According to the American Cancer Society, lung cancer mainly occurs in older adults. The average age of people when diagnosed is about 70 years old.

Historically, lung cancer is often found late and in an advanced stage, making it harder than other cancers to treat. As a result, lung cancer is the leading cause of cancer deaths among both men and women in the United States and claims more lives each year than colon, breast and prostate cancers combined. That statistic could change as more people begin to get regular lung cancer screenings.

Sunayna Bakaya, M.D.

The screening for lung cancer was developed as a result of the National Lung Cancer Screening Trial, which was sponsored by the National Cancer Institute. The National Lung Cancer Screening Trial demonstrated that an annual screening with low-dose computed tomography scanning under the guidance of a dedicated comprehensive lung cancer screening program resulted in a 20% decrease in deaths related to lung cancer.

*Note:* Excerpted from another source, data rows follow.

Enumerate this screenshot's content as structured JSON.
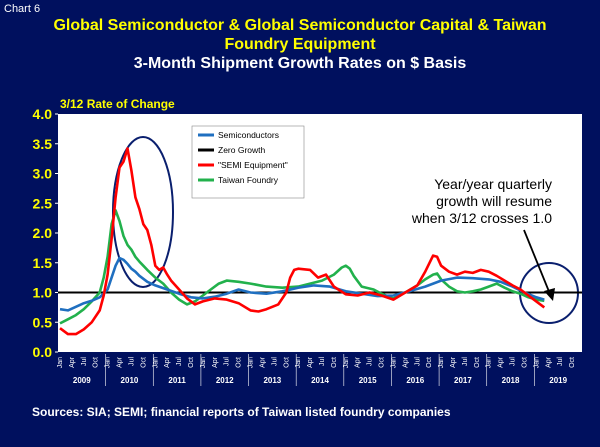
{
  "header": {
    "chart_id": "Chart 6",
    "title_line1": "Global Semiconductor & Global Semiconductor Capital & Taiwan",
    "title_line2": "Foundry Equipment",
    "subtitle": "3-Month Shipment Growth Rates on $ Basis"
  },
  "footer": {
    "source": "Sources: SIA; SEMI; financial reports of Taiwan listed foundry companies"
  },
  "colors": {
    "background": "#00105e",
    "plot": "#ffffff",
    "semiconductors": "#1f6fc0",
    "zero_growth": "#000000",
    "semi_equipment": "#ff0000",
    "taiwan_foundry": "#22b14c",
    "circle": "#0a1f6e"
  },
  "chart_data": {
    "type": "line",
    "ylabel": "3/12 Rate of Change",
    "ylim": [
      0.0,
      4.0
    ],
    "yticks": [
      "0.0",
      "0.5",
      "1.0",
      "1.5",
      "2.0",
      "2.5",
      "3.0",
      "3.5",
      "4.0"
    ],
    "month_ticks": [
      "Jan",
      "Apr",
      "Jul",
      "Oct"
    ],
    "years": [
      "2009",
      "2010",
      "2011",
      "2012",
      "2013",
      "2014",
      "2015",
      "2016",
      "2017",
      "2018",
      "2019"
    ],
    "x_note": "x = month index where 0 = Jan 2009",
    "legend": [
      {
        "key": "semiconductors",
        "label": "Semiconductors"
      },
      {
        "key": "zero_growth",
        "label": "Zero Growth"
      },
      {
        "key": "semi_equipment",
        "label": "\"SEMI Equipment\""
      },
      {
        "key": "taiwan_foundry",
        "label": "Taiwan Foundry"
      }
    ],
    "annotation": [
      "Year/year quarterly",
      "growth will resume",
      "when 3/12 crosses 1.0"
    ],
    "series": [
      {
        "name": "Semiconductors",
        "points": [
          [
            0,
            0.72
          ],
          [
            2,
            0.7
          ],
          [
            4,
            0.76
          ],
          [
            6,
            0.82
          ],
          [
            8,
            0.86
          ],
          [
            10,
            0.92
          ],
          [
            12,
            1.05
          ],
          [
            13,
            1.25
          ],
          [
            14,
            1.45
          ],
          [
            15,
            1.58
          ],
          [
            16,
            1.55
          ],
          [
            17,
            1.48
          ],
          [
            18,
            1.4
          ],
          [
            19,
            1.35
          ],
          [
            20,
            1.28
          ],
          [
            22,
            1.18
          ],
          [
            24,
            1.12
          ],
          [
            27,
            1.05
          ],
          [
            30,
            0.98
          ],
          [
            33,
            0.92
          ],
          [
            36,
            0.9
          ],
          [
            39,
            0.93
          ],
          [
            42,
            0.98
          ],
          [
            45,
            1.05
          ],
          [
            48,
            1.0
          ],
          [
            52,
            0.98
          ],
          [
            56,
            1.02
          ],
          [
            60,
            1.08
          ],
          [
            64,
            1.12
          ],
          [
            68,
            1.1
          ],
          [
            72,
            1.02
          ],
          [
            76,
            0.98
          ],
          [
            80,
            0.94
          ],
          [
            84,
            0.95
          ],
          [
            88,
            1.02
          ],
          [
            92,
            1.1
          ],
          [
            96,
            1.2
          ],
          [
            100,
            1.25
          ],
          [
            104,
            1.24
          ],
          [
            108,
            1.22
          ],
          [
            111,
            1.18
          ],
          [
            114,
            1.1
          ],
          [
            117,
            1.0
          ],
          [
            120,
            0.92
          ],
          [
            122,
            0.88
          ]
        ]
      },
      {
        "name": "SEMI Equipment",
        "points": [
          [
            0,
            0.4
          ],
          [
            2,
            0.3
          ],
          [
            4,
            0.3
          ],
          [
            6,
            0.38
          ],
          [
            8,
            0.5
          ],
          [
            10,
            0.7
          ],
          [
            11,
            0.95
          ],
          [
            12,
            1.3
          ],
          [
            13,
            1.9
          ],
          [
            14,
            2.6
          ],
          [
            15,
            3.1
          ],
          [
            16,
            3.2
          ],
          [
            17,
            3.42
          ],
          [
            18,
            3.05
          ],
          [
            19,
            2.6
          ],
          [
            20,
            2.4
          ],
          [
            21,
            2.15
          ],
          [
            22,
            2.05
          ],
          [
            23,
            1.8
          ],
          [
            24,
            1.45
          ],
          [
            25,
            1.38
          ],
          [
            26,
            1.42
          ],
          [
            27,
            1.3
          ],
          [
            28,
            1.2
          ],
          [
            30,
            1.05
          ],
          [
            32,
            0.9
          ],
          [
            34,
            0.8
          ],
          [
            36,
            0.85
          ],
          [
            39,
            0.9
          ],
          [
            42,
            0.88
          ],
          [
            45,
            0.82
          ],
          [
            48,
            0.7
          ],
          [
            50,
            0.68
          ],
          [
            52,
            0.72
          ],
          [
            55,
            0.8
          ],
          [
            57,
            1.0
          ],
          [
            58,
            1.25
          ],
          [
            59,
            1.38
          ],
          [
            60,
            1.4
          ],
          [
            63,
            1.38
          ],
          [
            65,
            1.25
          ],
          [
            67,
            1.3
          ],
          [
            69,
            1.1
          ],
          [
            72,
            0.97
          ],
          [
            75,
            0.95
          ],
          [
            78,
            1.0
          ],
          [
            81,
            0.95
          ],
          [
            84,
            0.88
          ],
          [
            87,
            1.0
          ],
          [
            90,
            1.12
          ],
          [
            92,
            1.35
          ],
          [
            94,
            1.62
          ],
          [
            95,
            1.6
          ],
          [
            96,
            1.45
          ],
          [
            98,
            1.35
          ],
          [
            100,
            1.3
          ],
          [
            102,
            1.35
          ],
          [
            104,
            1.33
          ],
          [
            106,
            1.38
          ],
          [
            108,
            1.35
          ],
          [
            110,
            1.28
          ],
          [
            112,
            1.2
          ],
          [
            114,
            1.12
          ],
          [
            116,
            1.05
          ],
          [
            118,
            0.95
          ],
          [
            120,
            0.85
          ],
          [
            122,
            0.75
          ]
        ]
      },
      {
        "name": "Taiwan Foundry",
        "points": [
          [
            0,
            0.48
          ],
          [
            2,
            0.55
          ],
          [
            4,
            0.62
          ],
          [
            6,
            0.72
          ],
          [
            8,
            0.85
          ],
          [
            10,
            1.0
          ],
          [
            11,
            1.25
          ],
          [
            12,
            1.6
          ],
          [
            13,
            2.15
          ],
          [
            14,
            2.38
          ],
          [
            15,
            2.2
          ],
          [
            16,
            1.95
          ],
          [
            17,
            1.8
          ],
          [
            18,
            1.72
          ],
          [
            19,
            1.6
          ],
          [
            20,
            1.52
          ],
          [
            21,
            1.45
          ],
          [
            22,
            1.38
          ],
          [
            24,
            1.25
          ],
          [
            26,
            1.15
          ],
          [
            28,
            1.0
          ],
          [
            30,
            0.88
          ],
          [
            32,
            0.8
          ],
          [
            34,
            0.85
          ],
          [
            36,
            0.95
          ],
          [
            38,
            1.05
          ],
          [
            40,
            1.15
          ],
          [
            42,
            1.2
          ],
          [
            45,
            1.18
          ],
          [
            48,
            1.15
          ],
          [
            52,
            1.1
          ],
          [
            56,
            1.08
          ],
          [
            60,
            1.1
          ],
          [
            63,
            1.15
          ],
          [
            66,
            1.2
          ],
          [
            69,
            1.3
          ],
          [
            71,
            1.42
          ],
          [
            72,
            1.45
          ],
          [
            73,
            1.4
          ],
          [
            74,
            1.28
          ],
          [
            76,
            1.1
          ],
          [
            79,
            1.05
          ],
          [
            81,
            0.98
          ],
          [
            84,
            0.9
          ],
          [
            87,
            1.0
          ],
          [
            90,
            1.12
          ],
          [
            92,
            1.22
          ],
          [
            94,
            1.3
          ],
          [
            95,
            1.32
          ],
          [
            96,
            1.22
          ],
          [
            98,
            1.1
          ],
          [
            100,
            1.02
          ],
          [
            102,
            1.0
          ],
          [
            104,
            1.02
          ],
          [
            106,
            1.05
          ],
          [
            108,
            1.1
          ],
          [
            110,
            1.15
          ],
          [
            112,
            1.08
          ],
          [
            114,
            1.02
          ],
          [
            116,
            0.98
          ],
          [
            118,
            0.92
          ],
          [
            120,
            0.88
          ],
          [
            122,
            0.86
          ]
        ]
      }
    ]
  }
}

A lung cancer screening is a regular preventive health check, like a mammogram or a colonoscopy, that checks your lungs while you are feeling healthy and looks for any changes from year to year.

Using a type of CT scan known as low-dose CT, physicians can view detailed pictures of the chest to help find abnormalities in the lungs that a normal x-ray can’t, while using lower amounts of radiation than a standard chest CT. This is important, since frequent exposure to higher doses of radiation may cause additional health problems. But the best part is the scan takes less than a minute.

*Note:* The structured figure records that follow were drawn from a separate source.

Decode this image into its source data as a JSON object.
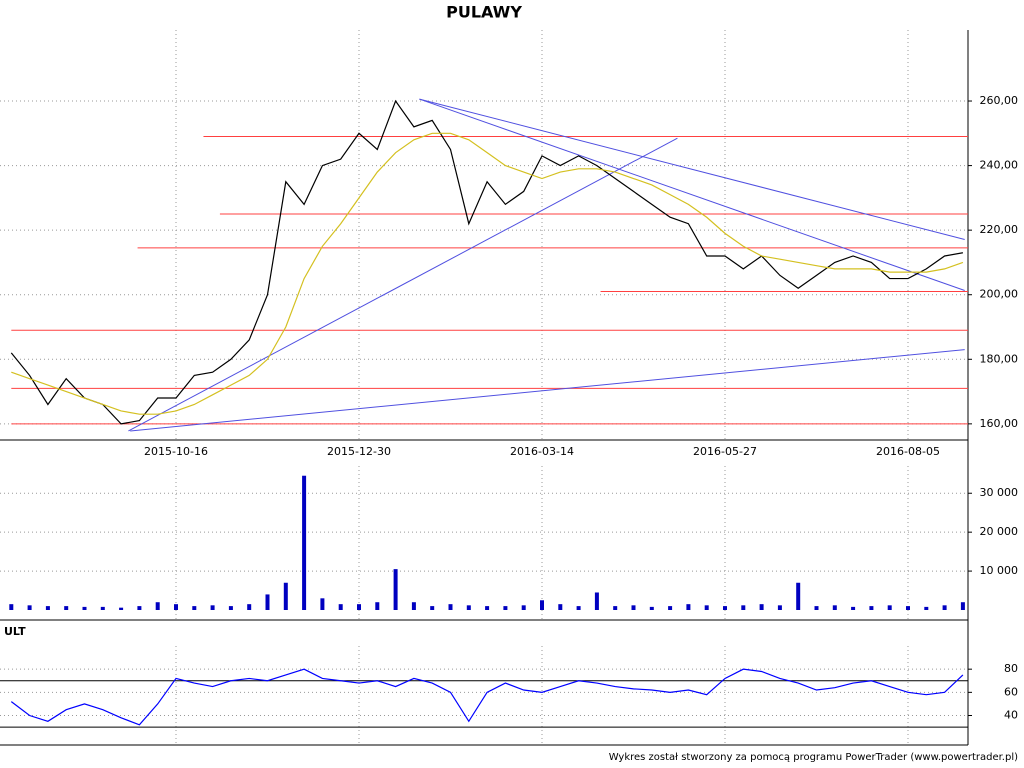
{
  "chart_data": {
    "type": "line",
    "title": "PULAWY",
    "footer": "Wykres został stworzony za pomocą programu PowerTrader (www.powertrader.pl)",
    "categories": [
      null,
      null,
      null,
      null,
      null,
      null,
      null,
      null,
      null,
      "2015-10-16",
      null,
      null,
      null,
      null,
      null,
      null,
      null,
      null,
      null,
      "2015-12-30",
      null,
      null,
      null,
      null,
      null,
      null,
      null,
      null,
      null,
      "2016-03-14",
      null,
      null,
      null,
      null,
      null,
      null,
      null,
      null,
      null,
      "2016-05-27",
      null,
      null,
      null,
      null,
      null,
      null,
      null,
      null,
      null,
      "2016-08-05",
      null,
      null,
      null
    ],
    "series": [
      {
        "name": "close",
        "color": "#000000",
        "values": [
          182,
          175,
          166,
          174,
          168,
          166,
          160,
          161,
          168,
          168,
          175,
          176,
          180,
          186,
          200,
          235,
          228,
          240,
          242,
          250,
          245,
          260,
          252,
          254,
          245,
          222,
          235,
          228,
          232,
          243,
          240,
          243,
          240,
          236,
          232,
          228,
          224,
          222,
          212,
          212,
          208,
          212,
          206,
          202,
          206,
          210,
          212,
          210,
          205,
          205,
          208,
          212,
          213
        ]
      },
      {
        "name": "average",
        "color": "#d4c020",
        "values": [
          176,
          174,
          172,
          170,
          168,
          166,
          164,
          163,
          163,
          164,
          166,
          169,
          172,
          175,
          180,
          190,
          205,
          215,
          222,
          230,
          238,
          244,
          248,
          250,
          250,
          248,
          244,
          240,
          238,
          236,
          238,
          239,
          239,
          238,
          236,
          234,
          231,
          228,
          224,
          219,
          215,
          212,
          211,
          210,
          209,
          208,
          208,
          208,
          207,
          207,
          207,
          208,
          210
        ]
      }
    ],
    "ylim": [
      155,
      282
    ],
    "yticks": [
      {
        "value": 160,
        "label": "160,00"
      },
      {
        "value": 180,
        "label": "180,00"
      },
      {
        "value": 200,
        "label": "200,00"
      },
      {
        "value": 220,
        "label": "220,00"
      },
      {
        "value": 240,
        "label": "240,00"
      },
      {
        "value": 260,
        "label": "260,00"
      }
    ],
    "levels": [
      {
        "value": 249,
        "from": 10.5
      },
      {
        "value": 225,
        "from": 11.4
      },
      {
        "value": 214.5,
        "from": 6.9
      },
      {
        "value": 201,
        "from": 32.2
      },
      {
        "value": 189,
        "from": 0
      },
      {
        "value": 171,
        "from": 0
      },
      {
        "value": 160,
        "from": 0
      }
    ],
    "level_color": "#ff4040",
    "trendlines": [
      {
        "from": [
          22.3,
          260.6
        ],
        "to": [
          52.1,
          217.1
        ]
      },
      {
        "from": [
          6.4,
          157.8
        ],
        "to": [
          36.4,
          248.5
        ]
      },
      {
        "from": [
          22.3,
          260.6
        ],
        "to": [
          52.1,
          201.3
        ]
      },
      {
        "from": [
          6.5,
          157.8
        ],
        "to": [
          52.1,
          183
        ]
      }
    ],
    "trend_color": "#5050e0",
    "volume": {
      "color": "#0000c0",
      "values": [
        1500,
        1200,
        1000,
        1000,
        800,
        800,
        600,
        1000,
        2000,
        1500,
        1000,
        1200,
        1000,
        1500,
        4000,
        7000,
        34500,
        3000,
        1500,
        1500,
        2000,
        10500,
        2000,
        1000,
        1500,
        1200,
        1000,
        1000,
        1200,
        2500,
        1500,
        1000,
        4500,
        1000,
        1200,
        800,
        1000,
        1500,
        1200,
        1000,
        1200,
        1500,
        1200,
        7000,
        1000,
        1200,
        800,
        1000,
        1200,
        1000,
        800,
        1200,
        2000
      ],
      "ylim": [
        0,
        37000
      ],
      "yticks": [
        {
          "value": 10000,
          "label": "10 000"
        },
        {
          "value": 20000,
          "label": "20 000"
        },
        {
          "value": 30000,
          "label": "30 000"
        }
      ]
    },
    "ult": {
      "name": "ULT",
      "color": "#0000ff",
      "values": [
        52,
        40,
        35,
        45,
        50,
        45,
        38,
        32,
        50,
        72,
        68,
        65,
        70,
        72,
        70,
        75,
        80,
        72,
        70,
        68,
        70,
        65,
        72,
        68,
        60,
        35,
        60,
        68,
        62,
        60,
        65,
        70,
        68,
        65,
        63,
        62,
        60,
        62,
        58,
        72,
        80,
        78,
        72,
        68,
        62,
        64,
        68,
        70,
        65,
        60,
        58,
        60,
        75
      ],
      "ylim": [
        18,
        100
      ],
      "yticks": [
        40,
        60,
        80
      ],
      "levels": [
        30,
        70
      ]
    }
  }
}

Just because your doctor recommends a lung cancer screening, doesn’t mean he or she thinks you have cancer. About one person for every 100 screened will result in a cancer diagnosis, based on data from the National Lung Cancer Screening Trial. This is important to do whether you are a current smoker or a former smoker who hasn’t smoked in years.

A lung cancer screening is recommended if you:

  • Are between 55 and 80-years-old;
  • Are currently a smoker or have quit within the past 15 years; and
  • Have smoked at least a pack of cigarettes a day for 30 years (or the equivalent).

The out of pocket cost for a lung cancer screening is $193.

But private insurance will cover the screening if you meet the high-risk criteria and are 55-to-80 years old. If you’re a Medicare beneficiary, the screening will be covered if you meet the criteria and are 55-to-77 years old.

The criteria for the screening is heavily dependent on age, since lung cancer occurs most often after age 65, as well as your history with smoking, since the American Lung Association estimates that smoking is responsible for close to 90% of lung cancer cases.